# He lives!!!!



## Surf Hunter (Sep 28, 2006)

And didn't forget how to turn.

Made these for our upcoming trip to La Paz Mexico. Last yer we caught dorado, tuna and even raised a striped marlin on them. Hope to catch that marlin this year. 
The head is turned from IPE (very heavy and dense) with about an ounce of lead in them. Shannon tied and epoxied the feathers.


----------



## bill (May 21, 2004)

Good stuff..don't forget the fish pics


----------



## Surf Hunter (Sep 28, 2006)

bill said:


> Good stuff..don't forget the fish pics


Will do, I still have to make a couple more. August is coming up really really fast.


----------



## Flat Fish (Jun 18, 2005)

Those are great. It's making me hungry just looking at them.


----------



## lady linda (Nov 25, 2008)

Wow great !LL


----------



## Viking48 (Jan 24, 2006)

Nice work - don't see how any fish could refuse those.


----------



## Robert A. (Jan 8, 2009)

Great work there Surf!!! Hope all is well for you and yours!! Great to see you post up again!!!


----------



## Tortuga (May 21, 2004)

Beautiful work, Tom.. No expert on offshore stuff no more, but willing to bet they will get the job done...Great work on the feathers....


----------



## Surf Hunter (Sep 28, 2006)

Thanks all. It felt good to be back in the shop. It has been a long while. Shannon and I bought kayaks to fish from this year and have spent so much time rigging those up and hitting the water, the poor shop got neglected. Got a few more things in the works now ut not sure when I can finish them as we are in a race to get more of these trollers done before our Mexico trip. 
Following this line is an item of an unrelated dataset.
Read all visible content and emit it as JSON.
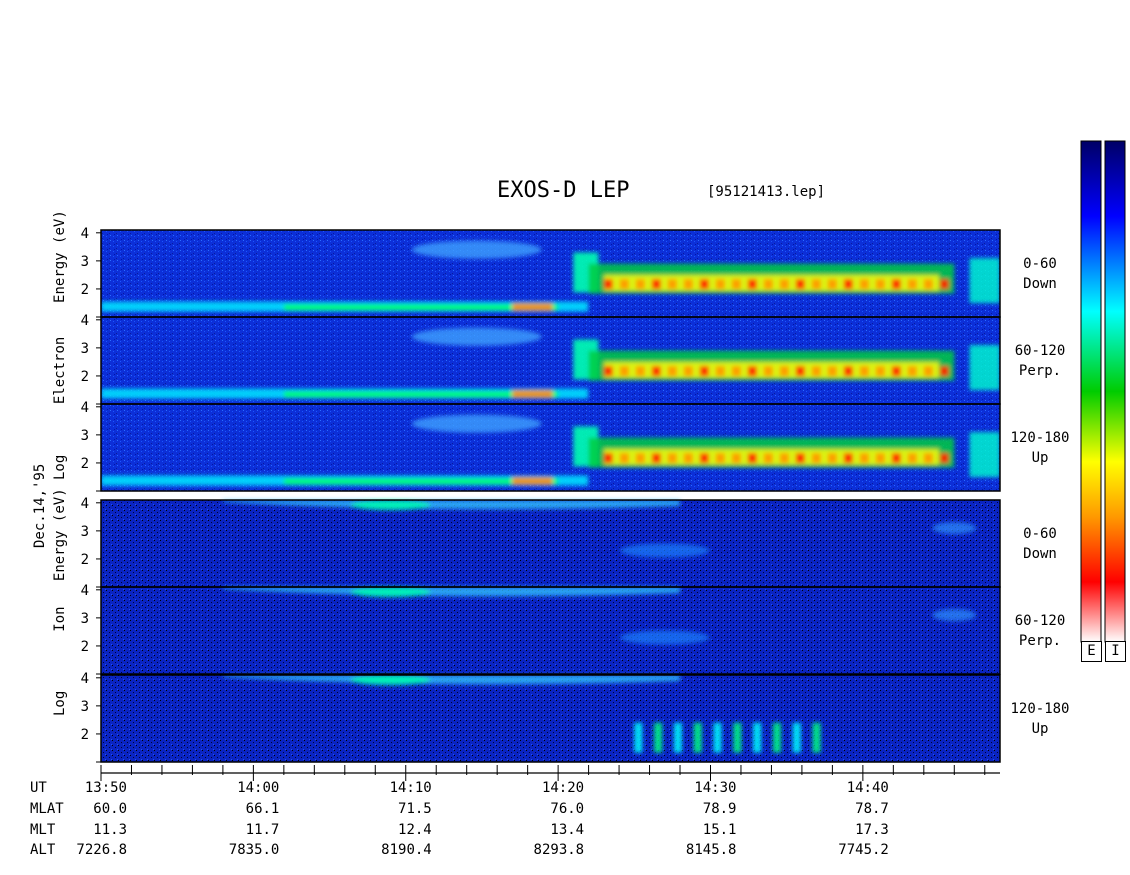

Thanks again and great to have something to post again as well.

Tom


----------



## EndTuition (May 24, 2004)

Nice to have you back !
Awesome jigs ! I have caught a lot of fish on jigs like that, but I suspect those are a bit larger than the ones I use.

How long are they ?


----------



## Surf Hunter (Sep 28, 2006)

EndTuition said:


> Nice to have you back !
> Awesome jigs ! I have caught a lot of fish on jigs like that, but I suspect those are a bit larger than the ones I use.
> 
> How long are they ?


They are about 8.5" total length. Not huge, but not small either. I anted something just a bit bigger to try to weed out bites from bonito or skipjack tuna.


----------



## Slip (Jul 25, 2006)

Glad to see you back and posting again Surf! Those look nice. Hope they bring in some nice fish to make this worthwhile.


----------



## Surf Hunter (Sep 28, 2006)

Just finished the Dorado killers, this color (white with a little bit of pink) was killer last year. Man, only 11 days and we will be on the Sea of Cortez fishing these guys! :slimer:









Our makers mark that Shannon did especially for this trip.


----------